The Vanguard Study, conducted by the Cancer Screening Research, a new NCI-sponsored clinical trials network, is enrolling individuals ages 45-75 who do not currently have cancer and who have not received a cancer diagnosis in the past five years. All participants will be offered standard cancer screenings as part of their care. Results from the study will inform the design of a much larger randomized controlled trial to evaluate the use of MCD tests for cancer screening.
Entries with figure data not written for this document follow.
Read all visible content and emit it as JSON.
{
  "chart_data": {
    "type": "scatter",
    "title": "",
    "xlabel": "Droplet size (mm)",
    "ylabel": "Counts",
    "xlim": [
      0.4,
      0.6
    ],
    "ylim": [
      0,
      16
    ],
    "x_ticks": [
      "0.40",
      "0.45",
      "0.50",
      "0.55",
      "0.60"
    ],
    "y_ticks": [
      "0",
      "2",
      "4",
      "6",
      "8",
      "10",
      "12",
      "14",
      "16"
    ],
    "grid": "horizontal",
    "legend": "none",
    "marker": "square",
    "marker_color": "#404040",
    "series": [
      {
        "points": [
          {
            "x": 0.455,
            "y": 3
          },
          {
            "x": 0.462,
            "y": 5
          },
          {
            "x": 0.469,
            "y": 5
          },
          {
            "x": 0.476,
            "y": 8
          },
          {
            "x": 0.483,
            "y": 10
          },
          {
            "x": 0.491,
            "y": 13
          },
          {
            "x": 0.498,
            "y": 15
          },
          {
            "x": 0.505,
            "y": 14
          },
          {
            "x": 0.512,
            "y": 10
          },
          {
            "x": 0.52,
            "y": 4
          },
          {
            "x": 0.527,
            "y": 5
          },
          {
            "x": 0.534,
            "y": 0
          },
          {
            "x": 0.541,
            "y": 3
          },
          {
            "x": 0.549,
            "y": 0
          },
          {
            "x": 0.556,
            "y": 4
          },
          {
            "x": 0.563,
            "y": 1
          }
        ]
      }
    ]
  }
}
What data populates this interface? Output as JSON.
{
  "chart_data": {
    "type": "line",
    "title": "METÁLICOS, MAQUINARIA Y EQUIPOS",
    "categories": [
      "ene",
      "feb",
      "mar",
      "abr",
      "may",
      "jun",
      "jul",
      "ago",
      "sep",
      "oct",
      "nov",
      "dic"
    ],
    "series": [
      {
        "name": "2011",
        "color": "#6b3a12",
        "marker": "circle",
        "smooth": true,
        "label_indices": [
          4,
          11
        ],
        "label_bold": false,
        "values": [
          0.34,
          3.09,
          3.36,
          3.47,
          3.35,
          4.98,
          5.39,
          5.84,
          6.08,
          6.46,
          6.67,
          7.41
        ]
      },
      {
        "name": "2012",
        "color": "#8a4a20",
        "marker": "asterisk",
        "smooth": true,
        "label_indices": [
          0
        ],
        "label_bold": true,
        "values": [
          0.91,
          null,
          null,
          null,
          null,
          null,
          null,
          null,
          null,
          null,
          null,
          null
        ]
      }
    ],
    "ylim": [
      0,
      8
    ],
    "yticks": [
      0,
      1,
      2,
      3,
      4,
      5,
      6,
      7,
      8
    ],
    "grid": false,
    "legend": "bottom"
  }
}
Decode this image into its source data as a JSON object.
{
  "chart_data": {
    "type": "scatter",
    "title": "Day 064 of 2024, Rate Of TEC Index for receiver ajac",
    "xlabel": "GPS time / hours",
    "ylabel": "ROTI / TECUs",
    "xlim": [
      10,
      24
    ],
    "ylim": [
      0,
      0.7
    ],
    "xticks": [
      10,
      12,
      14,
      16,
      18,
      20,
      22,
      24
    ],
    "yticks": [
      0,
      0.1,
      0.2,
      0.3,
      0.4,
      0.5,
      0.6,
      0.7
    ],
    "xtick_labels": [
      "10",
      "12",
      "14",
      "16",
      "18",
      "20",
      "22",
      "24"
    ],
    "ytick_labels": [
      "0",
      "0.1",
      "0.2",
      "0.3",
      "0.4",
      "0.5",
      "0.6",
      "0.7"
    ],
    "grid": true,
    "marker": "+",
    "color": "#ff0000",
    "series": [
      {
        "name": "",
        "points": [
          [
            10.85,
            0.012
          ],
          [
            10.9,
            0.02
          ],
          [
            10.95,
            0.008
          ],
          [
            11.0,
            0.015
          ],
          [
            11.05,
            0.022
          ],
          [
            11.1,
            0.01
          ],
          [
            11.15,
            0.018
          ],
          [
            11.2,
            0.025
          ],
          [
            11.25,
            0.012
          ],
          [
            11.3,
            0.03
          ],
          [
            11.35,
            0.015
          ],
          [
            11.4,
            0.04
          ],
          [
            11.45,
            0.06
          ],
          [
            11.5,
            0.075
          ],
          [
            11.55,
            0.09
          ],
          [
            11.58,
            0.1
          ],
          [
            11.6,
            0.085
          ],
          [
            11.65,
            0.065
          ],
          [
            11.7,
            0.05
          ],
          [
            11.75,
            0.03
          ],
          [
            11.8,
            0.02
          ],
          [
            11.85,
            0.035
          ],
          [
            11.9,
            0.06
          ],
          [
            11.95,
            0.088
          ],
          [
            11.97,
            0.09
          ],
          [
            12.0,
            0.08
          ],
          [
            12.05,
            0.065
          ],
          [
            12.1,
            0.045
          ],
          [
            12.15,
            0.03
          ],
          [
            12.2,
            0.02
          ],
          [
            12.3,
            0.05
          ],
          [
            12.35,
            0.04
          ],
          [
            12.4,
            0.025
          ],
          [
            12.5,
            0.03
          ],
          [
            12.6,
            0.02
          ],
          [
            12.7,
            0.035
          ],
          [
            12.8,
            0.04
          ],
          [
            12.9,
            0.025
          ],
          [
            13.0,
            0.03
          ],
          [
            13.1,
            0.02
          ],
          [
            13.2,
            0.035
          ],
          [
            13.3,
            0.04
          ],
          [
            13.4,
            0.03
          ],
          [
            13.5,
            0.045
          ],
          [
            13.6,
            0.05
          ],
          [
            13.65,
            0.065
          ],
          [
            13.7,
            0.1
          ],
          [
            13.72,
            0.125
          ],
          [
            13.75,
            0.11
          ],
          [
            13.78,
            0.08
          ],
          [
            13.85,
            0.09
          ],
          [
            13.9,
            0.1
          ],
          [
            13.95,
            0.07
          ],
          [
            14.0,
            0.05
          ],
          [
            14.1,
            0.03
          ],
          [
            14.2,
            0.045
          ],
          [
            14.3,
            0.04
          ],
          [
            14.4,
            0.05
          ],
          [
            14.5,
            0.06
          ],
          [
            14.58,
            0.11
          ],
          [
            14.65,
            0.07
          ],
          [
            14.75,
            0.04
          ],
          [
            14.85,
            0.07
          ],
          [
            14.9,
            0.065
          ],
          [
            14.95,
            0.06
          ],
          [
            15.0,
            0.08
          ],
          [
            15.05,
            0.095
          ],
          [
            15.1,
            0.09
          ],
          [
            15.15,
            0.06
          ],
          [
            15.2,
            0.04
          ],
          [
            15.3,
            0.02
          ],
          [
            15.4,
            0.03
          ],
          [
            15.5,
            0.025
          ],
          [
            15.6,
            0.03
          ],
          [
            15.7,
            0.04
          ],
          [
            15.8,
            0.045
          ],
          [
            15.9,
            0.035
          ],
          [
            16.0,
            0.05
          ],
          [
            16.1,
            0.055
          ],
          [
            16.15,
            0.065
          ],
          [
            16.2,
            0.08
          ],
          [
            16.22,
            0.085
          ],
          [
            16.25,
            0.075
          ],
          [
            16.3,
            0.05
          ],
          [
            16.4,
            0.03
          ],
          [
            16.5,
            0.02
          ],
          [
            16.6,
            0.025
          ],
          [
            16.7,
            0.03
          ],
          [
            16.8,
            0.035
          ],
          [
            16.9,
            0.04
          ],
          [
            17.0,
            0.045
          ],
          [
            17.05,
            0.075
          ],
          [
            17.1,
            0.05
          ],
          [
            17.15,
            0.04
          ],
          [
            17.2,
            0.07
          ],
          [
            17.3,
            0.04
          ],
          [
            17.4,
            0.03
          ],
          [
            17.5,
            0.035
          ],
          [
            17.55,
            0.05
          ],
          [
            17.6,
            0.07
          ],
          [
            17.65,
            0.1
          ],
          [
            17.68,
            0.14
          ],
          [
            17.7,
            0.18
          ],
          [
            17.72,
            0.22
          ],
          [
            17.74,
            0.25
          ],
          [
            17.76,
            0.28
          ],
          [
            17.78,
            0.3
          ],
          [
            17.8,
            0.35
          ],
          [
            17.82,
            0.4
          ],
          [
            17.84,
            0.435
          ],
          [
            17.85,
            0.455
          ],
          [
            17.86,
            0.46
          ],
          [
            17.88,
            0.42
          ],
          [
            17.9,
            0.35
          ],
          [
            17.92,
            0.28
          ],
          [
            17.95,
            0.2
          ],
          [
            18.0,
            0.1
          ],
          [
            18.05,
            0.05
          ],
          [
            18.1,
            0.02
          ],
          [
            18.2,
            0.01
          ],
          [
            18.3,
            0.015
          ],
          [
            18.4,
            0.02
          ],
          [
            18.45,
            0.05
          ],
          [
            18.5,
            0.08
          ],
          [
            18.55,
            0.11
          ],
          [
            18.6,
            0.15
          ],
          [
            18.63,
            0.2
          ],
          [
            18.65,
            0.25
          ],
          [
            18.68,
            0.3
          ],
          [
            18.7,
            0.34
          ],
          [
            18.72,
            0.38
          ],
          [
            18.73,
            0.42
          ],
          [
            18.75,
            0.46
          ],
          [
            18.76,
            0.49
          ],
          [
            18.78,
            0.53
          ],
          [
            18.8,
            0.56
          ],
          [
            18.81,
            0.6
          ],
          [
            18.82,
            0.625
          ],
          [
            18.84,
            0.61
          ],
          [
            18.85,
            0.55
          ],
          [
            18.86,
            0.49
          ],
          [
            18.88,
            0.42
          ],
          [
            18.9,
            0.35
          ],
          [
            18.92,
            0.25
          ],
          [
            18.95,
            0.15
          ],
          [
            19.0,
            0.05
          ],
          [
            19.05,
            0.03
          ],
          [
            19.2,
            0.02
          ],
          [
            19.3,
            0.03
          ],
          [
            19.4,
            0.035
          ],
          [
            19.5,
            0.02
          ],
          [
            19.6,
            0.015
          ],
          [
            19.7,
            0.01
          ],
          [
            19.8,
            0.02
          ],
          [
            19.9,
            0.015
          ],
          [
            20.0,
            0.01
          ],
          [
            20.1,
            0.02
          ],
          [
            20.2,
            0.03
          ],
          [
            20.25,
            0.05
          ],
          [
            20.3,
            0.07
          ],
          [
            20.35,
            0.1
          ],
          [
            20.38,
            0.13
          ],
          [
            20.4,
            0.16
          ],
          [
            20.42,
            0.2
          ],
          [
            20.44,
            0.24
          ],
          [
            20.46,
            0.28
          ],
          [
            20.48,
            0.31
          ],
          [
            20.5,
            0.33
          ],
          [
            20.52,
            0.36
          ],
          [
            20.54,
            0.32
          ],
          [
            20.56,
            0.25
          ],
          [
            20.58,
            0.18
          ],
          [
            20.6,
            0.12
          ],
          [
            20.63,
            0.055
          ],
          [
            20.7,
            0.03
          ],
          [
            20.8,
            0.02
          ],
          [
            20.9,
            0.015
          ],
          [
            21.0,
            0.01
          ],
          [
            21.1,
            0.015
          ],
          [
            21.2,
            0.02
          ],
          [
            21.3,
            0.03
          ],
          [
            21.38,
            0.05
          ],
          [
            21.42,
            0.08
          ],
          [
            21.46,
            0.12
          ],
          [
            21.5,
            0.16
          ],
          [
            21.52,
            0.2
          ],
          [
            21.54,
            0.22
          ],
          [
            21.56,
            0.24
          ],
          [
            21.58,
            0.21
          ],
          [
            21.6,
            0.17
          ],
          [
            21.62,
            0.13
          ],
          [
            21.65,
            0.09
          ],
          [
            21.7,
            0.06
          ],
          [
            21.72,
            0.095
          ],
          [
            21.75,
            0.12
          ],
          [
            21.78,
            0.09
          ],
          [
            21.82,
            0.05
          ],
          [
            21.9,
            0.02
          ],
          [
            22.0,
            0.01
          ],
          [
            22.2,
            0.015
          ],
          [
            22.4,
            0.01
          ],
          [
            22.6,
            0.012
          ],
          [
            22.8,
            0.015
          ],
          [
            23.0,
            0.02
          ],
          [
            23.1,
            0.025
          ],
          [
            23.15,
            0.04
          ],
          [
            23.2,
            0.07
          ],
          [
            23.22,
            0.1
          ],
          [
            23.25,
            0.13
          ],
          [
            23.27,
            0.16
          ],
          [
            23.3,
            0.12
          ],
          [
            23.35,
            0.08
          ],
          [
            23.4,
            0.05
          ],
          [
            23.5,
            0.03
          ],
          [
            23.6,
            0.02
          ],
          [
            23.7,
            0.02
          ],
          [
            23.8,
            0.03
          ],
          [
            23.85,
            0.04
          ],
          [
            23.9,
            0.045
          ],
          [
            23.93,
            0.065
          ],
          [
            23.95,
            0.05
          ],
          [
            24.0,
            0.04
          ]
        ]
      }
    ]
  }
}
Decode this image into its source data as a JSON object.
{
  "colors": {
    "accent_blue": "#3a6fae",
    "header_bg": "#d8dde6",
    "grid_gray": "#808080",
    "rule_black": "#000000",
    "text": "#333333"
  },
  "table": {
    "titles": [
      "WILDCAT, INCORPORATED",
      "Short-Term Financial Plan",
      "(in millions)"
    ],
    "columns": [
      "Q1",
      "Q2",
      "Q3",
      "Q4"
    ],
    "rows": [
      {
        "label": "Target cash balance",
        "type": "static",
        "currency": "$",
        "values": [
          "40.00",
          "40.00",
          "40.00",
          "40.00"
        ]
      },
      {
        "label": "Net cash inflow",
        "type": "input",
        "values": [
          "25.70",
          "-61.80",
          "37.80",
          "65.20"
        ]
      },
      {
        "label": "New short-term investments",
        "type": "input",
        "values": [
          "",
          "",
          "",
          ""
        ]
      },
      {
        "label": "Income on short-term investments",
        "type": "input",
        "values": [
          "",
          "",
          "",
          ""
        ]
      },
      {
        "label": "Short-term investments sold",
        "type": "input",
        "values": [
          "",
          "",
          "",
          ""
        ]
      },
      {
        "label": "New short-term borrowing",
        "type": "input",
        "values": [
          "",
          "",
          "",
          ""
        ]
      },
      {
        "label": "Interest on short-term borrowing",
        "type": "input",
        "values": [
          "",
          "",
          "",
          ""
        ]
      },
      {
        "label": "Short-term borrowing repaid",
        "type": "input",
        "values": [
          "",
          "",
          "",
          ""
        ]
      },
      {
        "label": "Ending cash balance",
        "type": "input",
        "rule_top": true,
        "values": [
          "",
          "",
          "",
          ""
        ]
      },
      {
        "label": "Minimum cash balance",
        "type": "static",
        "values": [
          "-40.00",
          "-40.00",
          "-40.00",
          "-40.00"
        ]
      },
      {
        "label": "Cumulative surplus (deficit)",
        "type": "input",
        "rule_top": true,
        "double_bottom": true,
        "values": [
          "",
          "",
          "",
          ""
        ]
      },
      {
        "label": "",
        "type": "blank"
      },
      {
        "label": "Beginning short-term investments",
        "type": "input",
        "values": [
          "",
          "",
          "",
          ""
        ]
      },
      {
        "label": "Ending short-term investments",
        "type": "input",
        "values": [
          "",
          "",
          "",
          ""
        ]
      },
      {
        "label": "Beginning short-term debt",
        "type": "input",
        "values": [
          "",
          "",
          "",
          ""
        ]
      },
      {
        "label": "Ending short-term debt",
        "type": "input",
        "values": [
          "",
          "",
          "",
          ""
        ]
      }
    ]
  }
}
"Initiation of the Vanguard Study is an exciting milestone, as we look to evaluate a new way to screen for cancer," said Scott Ramsey, M.D., Ph.D., director of the Hutchinson Institute for Cancer Outcomes Research at Fred Hutch Cancer Center and principal investigator for the Vanguard Study. "The study will help us learn more about multi-cancer detection tests and assess whether they can help people from all backgrounds find cancer early, when it may be easier to treat."

The Shield MCD test recently received Breakthrough Device Designation from the FDA for the multi-cancer screening of multiple cancer types including bladder, colorectal, esophageal, gastric, liver, lung, ovarian and pancreas cancer in individuals aged 45 or older who are at typical average risk for cancer. The FDA grants Breakthrough Device designation to a limited set of qualifying devices that have the potential to provide more effective treatment or diagnosis of life-threatening diseases, such as cancer, than current options. The goal of the FDA’s Breakthrough Devices Program is to provide patients and healthcare providers with timely access to medical devices by speeding up their development, assessment and review.